A single projection can respond differently to each source event type:

projections:
  user_concert_history:
    source_events: [TicketPurchased, EventCancelled, EventAttended]
    target:
      table: user_concert_history
      primary_key: [user_id, event_id]
    fields:
      user_id:      TEXT
      event_id:     TEXT
      event_name:   TEXT
      venue_name:   TEXT
      attended:     BOOLEAN
      cancelled:    BOOLEAN
      purchased_at: BIGINT
    derive:
      user_id:      event.user_id
      event_id:     event.event_id
      event_name:   event.event_name
      venue_name:   event.venue_name
      purchased_at: event.ts
    mutations:
      TicketPurchased: { op: upsert }
      EventCancelled:  { op: upsert }
      EventAttended:   { op: upsert }

Each event type can set different derived fields. Fields not referenced in derive for a given event type retain their current value (upsert only updates what the derive block provides).
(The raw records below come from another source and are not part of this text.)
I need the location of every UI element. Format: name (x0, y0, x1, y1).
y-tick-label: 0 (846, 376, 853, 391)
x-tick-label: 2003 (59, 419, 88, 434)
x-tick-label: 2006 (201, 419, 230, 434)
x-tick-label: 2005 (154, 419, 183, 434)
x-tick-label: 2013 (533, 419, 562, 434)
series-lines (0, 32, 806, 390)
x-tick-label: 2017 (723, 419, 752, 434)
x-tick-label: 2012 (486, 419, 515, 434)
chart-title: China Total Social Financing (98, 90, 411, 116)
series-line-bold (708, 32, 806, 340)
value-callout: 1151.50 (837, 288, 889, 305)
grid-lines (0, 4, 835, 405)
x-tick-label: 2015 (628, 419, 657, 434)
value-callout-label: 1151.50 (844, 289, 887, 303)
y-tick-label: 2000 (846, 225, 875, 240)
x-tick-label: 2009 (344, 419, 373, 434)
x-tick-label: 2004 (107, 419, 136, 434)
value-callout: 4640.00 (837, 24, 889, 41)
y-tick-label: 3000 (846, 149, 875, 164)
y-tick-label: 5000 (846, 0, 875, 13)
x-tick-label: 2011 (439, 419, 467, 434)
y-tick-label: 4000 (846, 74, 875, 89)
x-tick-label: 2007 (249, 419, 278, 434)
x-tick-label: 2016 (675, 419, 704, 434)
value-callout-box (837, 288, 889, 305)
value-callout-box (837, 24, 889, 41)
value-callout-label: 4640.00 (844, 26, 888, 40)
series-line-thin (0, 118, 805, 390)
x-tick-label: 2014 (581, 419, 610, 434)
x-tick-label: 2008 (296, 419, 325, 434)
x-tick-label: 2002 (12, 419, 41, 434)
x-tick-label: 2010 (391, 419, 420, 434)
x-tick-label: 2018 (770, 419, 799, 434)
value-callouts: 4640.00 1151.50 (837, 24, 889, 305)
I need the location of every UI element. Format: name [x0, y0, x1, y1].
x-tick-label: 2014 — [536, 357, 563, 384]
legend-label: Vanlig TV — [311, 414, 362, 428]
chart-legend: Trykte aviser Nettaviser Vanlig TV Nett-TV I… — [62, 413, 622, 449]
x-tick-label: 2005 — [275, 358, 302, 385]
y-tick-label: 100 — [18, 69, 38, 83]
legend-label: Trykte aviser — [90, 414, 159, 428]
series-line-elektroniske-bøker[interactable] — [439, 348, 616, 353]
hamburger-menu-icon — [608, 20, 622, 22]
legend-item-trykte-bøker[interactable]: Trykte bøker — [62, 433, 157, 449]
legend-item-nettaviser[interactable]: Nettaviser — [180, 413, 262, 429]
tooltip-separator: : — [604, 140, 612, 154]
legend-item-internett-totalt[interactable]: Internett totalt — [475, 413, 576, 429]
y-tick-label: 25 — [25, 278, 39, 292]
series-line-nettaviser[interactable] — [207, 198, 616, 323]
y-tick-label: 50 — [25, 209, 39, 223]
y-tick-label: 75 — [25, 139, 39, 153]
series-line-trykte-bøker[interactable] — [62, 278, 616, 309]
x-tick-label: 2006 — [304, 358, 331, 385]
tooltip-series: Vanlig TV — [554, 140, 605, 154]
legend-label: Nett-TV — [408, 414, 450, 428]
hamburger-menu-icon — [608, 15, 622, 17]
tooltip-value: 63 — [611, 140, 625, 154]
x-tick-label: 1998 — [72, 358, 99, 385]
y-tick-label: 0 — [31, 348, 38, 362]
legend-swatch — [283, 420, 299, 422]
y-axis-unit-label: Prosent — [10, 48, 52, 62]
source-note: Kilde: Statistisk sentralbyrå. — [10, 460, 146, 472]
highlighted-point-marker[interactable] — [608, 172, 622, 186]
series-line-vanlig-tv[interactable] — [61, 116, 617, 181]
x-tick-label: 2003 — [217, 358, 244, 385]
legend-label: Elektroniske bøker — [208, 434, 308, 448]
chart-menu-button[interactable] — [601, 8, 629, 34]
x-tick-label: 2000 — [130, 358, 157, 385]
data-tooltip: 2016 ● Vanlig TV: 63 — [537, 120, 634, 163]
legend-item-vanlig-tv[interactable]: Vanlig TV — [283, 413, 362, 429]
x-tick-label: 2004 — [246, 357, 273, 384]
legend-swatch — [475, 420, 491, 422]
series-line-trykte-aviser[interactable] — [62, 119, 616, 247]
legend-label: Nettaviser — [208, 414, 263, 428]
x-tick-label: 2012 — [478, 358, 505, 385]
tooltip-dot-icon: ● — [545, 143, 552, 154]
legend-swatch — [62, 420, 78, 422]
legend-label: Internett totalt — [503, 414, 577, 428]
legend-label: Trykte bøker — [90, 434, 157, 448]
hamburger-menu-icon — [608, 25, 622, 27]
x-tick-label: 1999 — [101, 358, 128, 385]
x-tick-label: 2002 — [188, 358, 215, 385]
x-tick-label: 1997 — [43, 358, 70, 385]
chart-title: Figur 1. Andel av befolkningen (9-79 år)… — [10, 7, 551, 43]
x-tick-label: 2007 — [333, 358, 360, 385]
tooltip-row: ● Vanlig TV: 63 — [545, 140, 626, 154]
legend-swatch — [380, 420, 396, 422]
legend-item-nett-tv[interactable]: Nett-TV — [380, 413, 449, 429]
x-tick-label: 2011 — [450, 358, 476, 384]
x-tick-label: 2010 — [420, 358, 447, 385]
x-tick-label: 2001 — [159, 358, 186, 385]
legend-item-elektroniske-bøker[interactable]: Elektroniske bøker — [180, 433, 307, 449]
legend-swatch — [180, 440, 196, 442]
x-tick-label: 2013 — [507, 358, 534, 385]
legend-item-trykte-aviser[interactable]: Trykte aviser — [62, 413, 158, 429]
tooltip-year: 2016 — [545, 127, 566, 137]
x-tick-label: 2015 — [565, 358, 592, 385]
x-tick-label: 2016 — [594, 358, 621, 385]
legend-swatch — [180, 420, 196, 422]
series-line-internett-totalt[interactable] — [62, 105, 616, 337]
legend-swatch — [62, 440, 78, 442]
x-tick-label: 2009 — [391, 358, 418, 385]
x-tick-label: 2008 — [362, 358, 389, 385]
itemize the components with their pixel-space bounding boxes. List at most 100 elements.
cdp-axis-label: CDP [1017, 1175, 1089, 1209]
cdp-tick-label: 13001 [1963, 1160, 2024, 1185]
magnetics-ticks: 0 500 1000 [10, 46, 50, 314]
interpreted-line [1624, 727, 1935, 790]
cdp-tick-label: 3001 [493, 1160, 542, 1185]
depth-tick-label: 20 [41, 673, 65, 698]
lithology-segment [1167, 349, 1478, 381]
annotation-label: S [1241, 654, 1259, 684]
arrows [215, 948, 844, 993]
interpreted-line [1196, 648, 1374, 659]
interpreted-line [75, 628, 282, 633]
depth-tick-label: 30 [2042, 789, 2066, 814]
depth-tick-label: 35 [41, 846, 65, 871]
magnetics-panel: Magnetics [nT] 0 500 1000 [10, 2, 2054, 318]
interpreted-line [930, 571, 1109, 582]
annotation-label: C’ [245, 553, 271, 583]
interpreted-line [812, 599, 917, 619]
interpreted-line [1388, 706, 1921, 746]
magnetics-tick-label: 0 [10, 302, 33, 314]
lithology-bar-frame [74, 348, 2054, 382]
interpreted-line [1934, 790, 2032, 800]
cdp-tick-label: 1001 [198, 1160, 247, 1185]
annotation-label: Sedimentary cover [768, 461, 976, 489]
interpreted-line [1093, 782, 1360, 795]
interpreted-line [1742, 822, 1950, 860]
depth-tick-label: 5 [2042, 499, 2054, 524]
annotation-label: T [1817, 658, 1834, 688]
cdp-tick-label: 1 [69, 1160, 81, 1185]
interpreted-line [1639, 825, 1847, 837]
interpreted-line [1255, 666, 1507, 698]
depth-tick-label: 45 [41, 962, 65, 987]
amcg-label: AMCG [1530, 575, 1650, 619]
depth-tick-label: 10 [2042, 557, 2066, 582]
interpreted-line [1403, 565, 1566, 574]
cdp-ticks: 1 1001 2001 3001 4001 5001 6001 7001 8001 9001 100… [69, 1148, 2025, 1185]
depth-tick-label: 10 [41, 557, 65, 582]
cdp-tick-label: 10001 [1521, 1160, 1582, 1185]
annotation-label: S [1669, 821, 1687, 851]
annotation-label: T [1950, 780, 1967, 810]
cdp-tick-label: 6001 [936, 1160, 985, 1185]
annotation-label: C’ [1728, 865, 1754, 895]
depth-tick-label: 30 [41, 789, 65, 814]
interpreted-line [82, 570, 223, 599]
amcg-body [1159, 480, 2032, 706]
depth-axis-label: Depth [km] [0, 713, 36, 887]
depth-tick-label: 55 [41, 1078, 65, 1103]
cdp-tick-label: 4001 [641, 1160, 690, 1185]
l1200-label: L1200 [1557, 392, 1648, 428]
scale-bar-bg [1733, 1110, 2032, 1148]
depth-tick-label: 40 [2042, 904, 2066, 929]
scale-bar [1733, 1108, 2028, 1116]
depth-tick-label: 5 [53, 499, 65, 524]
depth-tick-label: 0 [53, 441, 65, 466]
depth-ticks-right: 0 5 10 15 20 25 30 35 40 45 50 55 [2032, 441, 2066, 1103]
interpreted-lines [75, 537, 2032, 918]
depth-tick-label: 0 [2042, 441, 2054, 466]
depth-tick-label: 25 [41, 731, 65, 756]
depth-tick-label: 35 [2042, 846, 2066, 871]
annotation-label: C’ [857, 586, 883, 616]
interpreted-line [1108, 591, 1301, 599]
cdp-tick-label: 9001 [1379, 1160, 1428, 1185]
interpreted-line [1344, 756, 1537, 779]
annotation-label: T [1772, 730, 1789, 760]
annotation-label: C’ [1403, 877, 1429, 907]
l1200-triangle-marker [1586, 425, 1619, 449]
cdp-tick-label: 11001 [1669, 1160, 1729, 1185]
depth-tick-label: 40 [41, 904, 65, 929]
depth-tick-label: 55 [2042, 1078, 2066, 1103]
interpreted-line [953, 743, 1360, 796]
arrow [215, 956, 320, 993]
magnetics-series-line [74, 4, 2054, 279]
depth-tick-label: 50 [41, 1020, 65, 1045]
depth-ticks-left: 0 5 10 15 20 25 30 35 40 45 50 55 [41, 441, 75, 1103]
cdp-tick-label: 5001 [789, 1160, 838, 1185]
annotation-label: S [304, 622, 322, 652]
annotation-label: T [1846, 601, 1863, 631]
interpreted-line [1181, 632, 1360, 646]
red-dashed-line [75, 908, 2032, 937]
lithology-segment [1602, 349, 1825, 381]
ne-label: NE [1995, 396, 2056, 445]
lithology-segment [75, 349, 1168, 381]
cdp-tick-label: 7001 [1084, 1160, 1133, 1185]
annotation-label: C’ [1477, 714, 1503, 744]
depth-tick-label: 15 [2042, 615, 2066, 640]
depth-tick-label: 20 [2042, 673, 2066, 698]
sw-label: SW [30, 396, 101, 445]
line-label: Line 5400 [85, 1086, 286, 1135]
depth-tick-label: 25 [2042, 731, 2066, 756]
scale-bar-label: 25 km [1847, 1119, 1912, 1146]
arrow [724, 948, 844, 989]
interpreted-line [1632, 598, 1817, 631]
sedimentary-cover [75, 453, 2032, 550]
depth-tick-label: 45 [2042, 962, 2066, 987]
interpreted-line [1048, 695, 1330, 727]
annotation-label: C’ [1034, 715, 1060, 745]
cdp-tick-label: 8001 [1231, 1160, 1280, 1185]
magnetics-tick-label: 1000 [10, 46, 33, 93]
Show attendance aggregate example

projections:
  show_attendance:
    source_events: [CheckinRecorded, CheckinRevoked]
    target:
      table: show_attendance
      primary_key: [show_id]
    fields:
      show_id:       TEXT
      venue_id:      TEXT
      checkin_count: BIGINT
    derive:
      show_id:   event.show_id
      venue_id:  event.venue_id
    aggregates:
      CheckinRecorded:
        checkin_count: { op: add, by: 1, floor: 0 }
      CheckinRevoked:
        checkin_count: { op: add, by: -1, floor: 0 }
    mutations:
      CheckinRecorded: { op: upsert }
      CheckinRevoked:  { op: upsert }
    indexes:
      - columns: [venue_id]

checkin_count increments on CheckinRecorded and decrements on CheckinRevoked, clamped to 0 by floor: 0. The venue_id index supports queries that filter by venue.